Les impôts dans la France médiévale

Publié le 11 Janvier 2026

    

          

  LES IMPÔTS DANS LA FRANCE MEDIEVALE

 

Nous sommes devenus au fil du temps, dans ce qui fut notre beau pays, les champions du monde avec le Danemark de la taxe et de la levée d’impôts. Cette maladie devenue mortelle pour notre économie et notre esprit d’entreprise ne date pas d’hier. Le virus sévissait déjà au moyen-âge, avec cette propension à tondre le quidam et à s’approprier tout ou partie des biens et du fruit du travail.

 

Jusqu’au XIVe siècle la royauté ne disposait pour alimenter son trésor que les impôts dits « ordinaires», prélevés sur le Domaine, c’est-à-dire sur les terres dépendant directement de sa suzeraineté. Depuis la mise en place des structures féodales au début de la monarchie capétienne, les impôts touchent à la fois les hommes et les terres ; ils sont d’une infinie variétés selon les époques et les coutumes de chaque région. On distingue au moyen-âge deux sortes de propriétés foncières : les terres nobles qui obligeait au service militaire et à l’hommage du vassal à son suzerain, et les terres roturières assujetties au payement de redevances et à l’accomplissement de corvées.

LES IMPÔTS DIRECTS

Le propriétaire d’une terre noble est exempté de la plupart des redevances, à l’exception du relief ou rachat, droit de mutation en cas de vente ou de succession. (équivaut généralement à un an de revenus.)

Le tenancier d’une terre roturière voit peser sur lui le Cens, un impôt sur la terre, qui est perçu annuellement par le seigneur du fief.

Le champart est un impôt payé en nature qui est prélevé sur toutes les récoltes. (Il pouvait atteindre le tiers de la récolte.)

La Taille, qui apparait dès le début du Xie siècle, est l’une des principales ressources du système féodal. Chaque année le roi est fixait le montant qui était parfois si exorbitant qu’il fallut le modifier à plusieurs reprises. La taille seigneuriale fut abolie par Charles VII et remplacée par la taille royale qui servait qui servait à entretenir les armées du royaume.

La taille royale fut précédée par le fouage, qui frappait chaque foyer.

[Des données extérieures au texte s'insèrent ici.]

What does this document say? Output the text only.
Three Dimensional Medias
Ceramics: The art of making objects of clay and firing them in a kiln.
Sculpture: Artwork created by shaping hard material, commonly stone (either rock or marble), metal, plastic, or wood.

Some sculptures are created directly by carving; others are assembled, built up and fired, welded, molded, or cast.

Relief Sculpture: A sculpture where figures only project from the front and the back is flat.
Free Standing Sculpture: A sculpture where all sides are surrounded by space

Le formariage était un droit que le serf assujetti payait au seigneur quand il désirait se marier hors de la seigneurie.

La mainmorte permettait au seigneur de disposer des terres de son vassal à la mort de ce dernier.

Le franc-fief taxait la vente d’une terre noble à un roturier.

Les dîmes étaient versées à l’église et représentaient un dixième de la production de chaque paysan. (La grosse dîme s’appliquait au blé, au vin et au gros bétail, et la menue dîme sur les légumes, les volailles et le petit bétail.

LES IMPÔTS INDIRECTS

Les Banalités étaient versées au seigneur pour l’utilisation des fours, des pressoirs et des moulins.

Le tonlieu portait sur le transport des marchandises. Cette taxe frappait les marchés et les foires, ainsi que péage des ponts, entrées de ville, etc.

L’aide fut instituée pour payer la rançon de Jean II le bon, fait prisonnier des Anglais après la bataille de Poitiers en 1356, et touchait la vente de certaines marchandises comme le vin, les alcools, le poisson, le bétail, etc.

La gabelle s’exerçait sur le sel. Elle était perçue à la vente de chaque muid de sel, et son prélèvement était effectué par des officiés royaux dans des entrepôts réservés à cet effet.

Les traites qui touchaient à la circulation à l’intérieur du domaine seigneurial correspondaient à nos droits de douanes actuels étaient perçues à certaines frontières, notamment entre les pays de langue d’oc et les pays de langue d’oil.

Les Finances ordinaires qui permettaient d’équilibrer le budget royal jusqu’au XIIIe siècle se révélèrent rapidement insuffisantes, et l’on chercha à créer l’impôt régulier ou Finances extraordinaires, sous la forme de taxes indirectes (gabelle, aides, etc.)

La maltôte (taxe sur les stocks de marchandise), fut instituée à ce moment- là, et plutôt mal acceptée. Les rois de France s’arrangèrent pour empêcher les grands vassaux de lever sur leurs terres des taxes pouvant concurrencer l’impôt royal.

 

L’impôt sur le revenu, très discuté par la bourgeoisie qui lui préférait l’impôt indirect qui touchait « les petits comme les gros », ne fut guère effectif avant la fin du moyen-âge.

De nos jours, il faut savoir que nous en sommes en France plus de 360 taxes et impôts divers. Un chiffre qui ne cesse régulièrement d’augmenter avec la gestion désastreuse de nos « élus » qui dissimulent leur crasse incompétence en rivalisant de créativité pour nous faire régulièrement les poches.